Hours before the November 15 city council meeting on whether or not to rename Interstate Avenue for César E. Chávez, the latest twist in the months-old saga emerged: Late the night before, Portland's four city commissioners had crafted a compromise idea to rename Fourth Avenue—city hall's address—for Chávez. They tried to bring Interstate stalwart Mayor Tom Potter on board, but he called the Oregonian instead—breaking the news to Fourth Avenue residents and businesses as well as Interstate rename supporters, and cranking up the drama on an already tense issue.

By the time the meeting rolled around, there were several items on the agenda people could testify about: There was Potter's pair of items, a resolution declaring the city's intent to rename Interstate, and the ordinance to actually set the rename in motion. Commissioners Randy Leonard and Sam Adams still had a resolution calling for additional process to determine the best street to rename for Chávez. And, thanks to the last-minute negotiations, Commissioner Dan Saltzman had a substitute resolution in his back pocket—one that would supplant the mayor's Interstate resolution with one declaring Fourth Avenue as the council's preferred option.
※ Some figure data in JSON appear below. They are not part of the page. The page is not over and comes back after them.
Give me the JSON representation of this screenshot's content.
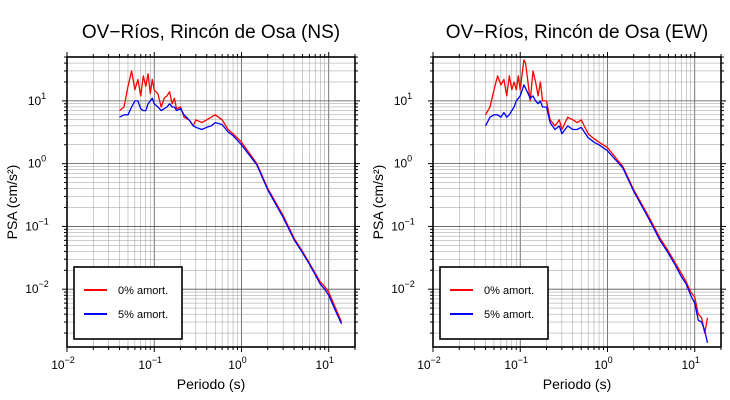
{
  "chart_data": [
    {
      "type": "line",
      "title": "OV−Ríos, Rincón de Osa (NS)",
      "xlabel": "Periodo (s)",
      "ylabel": "PSA (cm/s²)",
      "xscale": "log",
      "yscale": "log",
      "xlim": [
        0.01,
        20
      ],
      "ylim": [
        0.0012,
        50
      ],
      "xticks": [
        {
          "value": 0.01,
          "base": "10",
          "exp": "−2"
        },
        {
          "value": 0.1,
          "base": "10",
          "exp": "−1"
        },
        {
          "value": 1,
          "base": "10",
          "exp": "0"
        },
        {
          "value": 10,
          "base": "10",
          "exp": "1"
        }
      ],
      "yticks": [
        {
          "value": 0.01,
          "base": "10",
          "exp": "−2"
        },
        {
          "value": 0.1,
          "base": "10",
          "exp": "−1"
        },
        {
          "value": 1,
          "base": "10",
          "exp": "0"
        },
        {
          "value": 10,
          "base": "10",
          "exp": "1"
        }
      ],
      "grid": true,
      "legend": "bottom-left",
      "series": [
        {
          "name": "0% amort.",
          "color": "#ff0000",
          "x": [
            0.04,
            0.045,
            0.05,
            0.055,
            0.06,
            0.065,
            0.07,
            0.075,
            0.08,
            0.085,
            0.09,
            0.095,
            0.1,
            0.11,
            0.12,
            0.13,
            0.14,
            0.15,
            0.16,
            0.17,
            0.18,
            0.2,
            0.22,
            0.25,
            0.28,
            0.3,
            0.35,
            0.4,
            0.45,
            0.5,
            0.6,
            0.7,
            0.8,
            1,
            1.5,
            2,
            3,
            4,
            5,
            6,
            7,
            8,
            9,
            10,
            12,
            14
          ],
          "y": [
            7,
            8,
            17,
            30,
            15,
            22,
            12,
            25,
            17,
            27,
            13,
            22,
            15,
            13,
            8,
            11,
            12,
            14,
            9,
            11,
            7.5,
            8,
            5.5,
            5,
            4,
            5,
            4.5,
            5,
            5.5,
            6,
            5,
            3.5,
            3,
            2.2,
            1,
            0.4,
            0.15,
            0.065,
            0.04,
            0.026,
            0.018,
            0.013,
            0.011,
            0.009,
            0.005,
            0.003
          ]
        },
        {
          "name": "5% amort.",
          "color": "#0000ff",
          "x": [
            0.04,
            0.045,
            0.05,
            0.055,
            0.06,
            0.065,
            0.07,
            0.075,
            0.08,
            0.085,
            0.09,
            0.095,
            0.1,
            0.11,
            0.12,
            0.13,
            0.14,
            0.15,
            0.16,
            0.17,
            0.18,
            0.2,
            0.22,
            0.25,
            0.28,
            0.3,
            0.35,
            0.4,
            0.45,
            0.5,
            0.6,
            0.7,
            0.8,
            1,
            1.5,
            2,
            3,
            4,
            5,
            6,
            7,
            8,
            9,
            10,
            12,
            14
          ],
          "y": [
            5.5,
            6,
            6,
            8,
            10,
            10,
            7.5,
            7,
            7,
            9,
            10,
            11,
            9,
            8,
            7,
            7.5,
            8,
            9,
            8,
            8,
            7,
            7.5,
            6,
            5,
            4,
            3.8,
            3.5,
            3.8,
            4,
            4.5,
            4.2,
            3.2,
            2.8,
            2,
            0.95,
            0.38,
            0.14,
            0.062,
            0.038,
            0.025,
            0.017,
            0.012,
            0.01,
            0.008,
            0.0045,
            0.0028
          ]
        }
      ]
    },
    {
      "type": "line",
      "title": "OV−Ríos, Rincón de Osa (EW)",
      "xlabel": "Periodo (s)",
      "ylabel": "PSA (cm/s²)",
      "xscale": "log",
      "yscale": "log",
      "xlim": [
        0.01,
        20
      ],
      "ylim": [
        0.0012,
        50
      ],
      "xticks": [
        {
          "value": 0.01,
          "base": "10",
          "exp": "−2"
        },
        {
          "value": 0.1,
          "base": "10",
          "exp": "−1"
        },
        {
          "value": 1,
          "base": "10",
          "exp": "0"
        },
        {
          "value": 10,
          "base": "10",
          "exp": "1"
        }
      ],
      "yticks": [
        {
          "value": 0.01,
          "base": "10",
          "exp": "−2"
        },
        {
          "value": 0.1,
          "base": "10",
          "exp": "−1"
        },
        {
          "value": 1,
          "base": "10",
          "exp": "0"
        },
        {
          "value": 10,
          "base": "10",
          "exp": "1"
        }
      ],
      "grid": true,
      "legend": "bottom-left",
      "series": [
        {
          "name": "0% amort.",
          "color": "#ff0000",
          "x": [
            0.04,
            0.045,
            0.05,
            0.055,
            0.06,
            0.065,
            0.07,
            0.075,
            0.08,
            0.085,
            0.09,
            0.095,
            0.1,
            0.11,
            0.115,
            0.12,
            0.13,
            0.14,
            0.15,
            0.16,
            0.17,
            0.18,
            0.2,
            0.22,
            0.25,
            0.28,
            0.3,
            0.35,
            0.4,
            0.45,
            0.5,
            0.6,
            0.7,
            0.8,
            1,
            1.5,
            2,
            3,
            4,
            5,
            6,
            7,
            8,
            9,
            10,
            11,
            12,
            13,
            14
          ],
          "y": [
            6,
            8,
            15,
            25,
            18,
            22,
            12,
            25,
            15,
            20,
            15,
            25,
            15,
            45,
            40,
            25,
            10,
            30,
            20,
            12,
            20,
            10,
            10,
            5,
            4,
            5,
            3.5,
            5.5,
            5,
            4.5,
            5,
            3,
            2.5,
            2.2,
            1.8,
            0.9,
            0.38,
            0.14,
            0.065,
            0.04,
            0.026,
            0.018,
            0.013,
            0.009,
            0.0075,
            0.004,
            0.0035,
            0.002,
            0.0035
          ]
        },
        {
          "name": "5% amort.",
          "color": "#0000ff",
          "x": [
            0.04,
            0.045,
            0.05,
            0.055,
            0.06,
            0.065,
            0.07,
            0.075,
            0.08,
            0.085,
            0.09,
            0.095,
            0.1,
            0.11,
            0.115,
            0.12,
            0.13,
            0.14,
            0.15,
            0.16,
            0.17,
            0.18,
            0.2,
            0.22,
            0.25,
            0.28,
            0.3,
            0.35,
            0.4,
            0.45,
            0.5,
            0.6,
            0.7,
            0.8,
            1,
            1.5,
            2,
            3,
            4,
            5,
            6,
            7,
            8,
            9,
            10,
            11,
            12,
            13,
            14
          ],
          "y": [
            4,
            5.5,
            6,
            6,
            5.5,
            6.5,
            5.5,
            6,
            7,
            8,
            10,
            11,
            12,
            18,
            16,
            14,
            11,
            12,
            10,
            9,
            10,
            8,
            8,
            4.5,
            3.5,
            4,
            3,
            4,
            3.5,
            3.5,
            3.8,
            2.6,
            2.2,
            2,
            1.6,
            0.85,
            0.36,
            0.13,
            0.06,
            0.037,
            0.024,
            0.016,
            0.012,
            0.008,
            0.006,
            0.0032,
            0.003,
            0.0022,
            0.0014
          ]
        }
      ]
    }
  ]
}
Several hours later—following testimony from over 80 people—the council had decisions to make. But now Commissioner Erik Sten, the originator of the Fourth Avenue idea, was wavering; testimony from members of the Chávez rename committee, and from their supporters—most urged the council to simply affirm the committee's choice of Interstate—had swayed him back into the Interstate camp.

Three other commissioners, however—Saltzman, Leonard, and Adams—elected to swap out Potter's Interstate resolution and replace it with the Fourth Avenue one, despite Potter's call for vote on Interstate. "I believe the people deserve an up-or-down vote on their proposal," the mayor said.

But with Interstate now off the table, Sten rejoined the Fourth Avenue camp: The substitute resolution passed 4-1.

However, Fourth Avenue isn't renamed yet. The city code governing street renames prohibits the council from initiating an honorific rename. (Not that the code has stopped the council before; for both the Portland Boulevard to Rosa Parks Way, and the Front Street to Naito Parkway renames, the council waived the code that should have tied their hands.)

To get around that prohibition, the council plans to vote to amend the renaming code on Wednesday, November 21, by passing an ordinance that Saltzman added to last week's agenda at the last minute. (The Interstate proposal, which was "contrary to our city code," was potentially vulnerable to legal challenges, Saltzman said at last week's meeting. The new process is intended to make the Fourth Avenue rename defensible.)

If the amended code passes, the council is no longer barred from initiating a rename. Instead, the council would follow a new process for council-prompted renames that differs from citizen-initiated renames. While citizens who follow the process have to collect signatures from 2,500 people citywide, or from 75 percent of property owners on the street in question—plus pay notification fees, fill out an application, submit a biography on the honoree, among other things, before the proposal goes to a panel of historians—the council simply needs to pass a resolution, like the one the council passed regarding Fourth.

From there, the council's rename proposal heads to the Planning Commission, which must determine if the renaming is "in the best interest of the city and the area within six miles of the city limits."

Following the Planning Commission's recommendation, the council holds a public hearing. If, after hearing the testimony, the council concurs that the rename is "in the best interest of the city," they pass an ordinance to rename the street.

According to several commissioners, the new process isn't intended to be a lasting fix. Rather, the new process is a way to rename Fourth Avenue for Chávez as soon as possible. Commissioner Randy Leonard is considering a charter amendment that outlines the rename process, which could go to the ballot as soon as May. Outlining the process in the charter—which the council can't waive—would make renames resistant to "political manipulation," he says.

Meanwhile, Potter's ordinance to rename Interstate didn't die at last Thursday's meeting when its companion resolution was replaced. Leonard and Adams' pulled their "more process" resolution at the end of the meeting, but Potter—bent on forcing an up-or-down vote on Interstate—declined to remove his ordinance. It'll come back on November 21 for a second reading and vote, unless the other commissioners do something procedurally to kill it.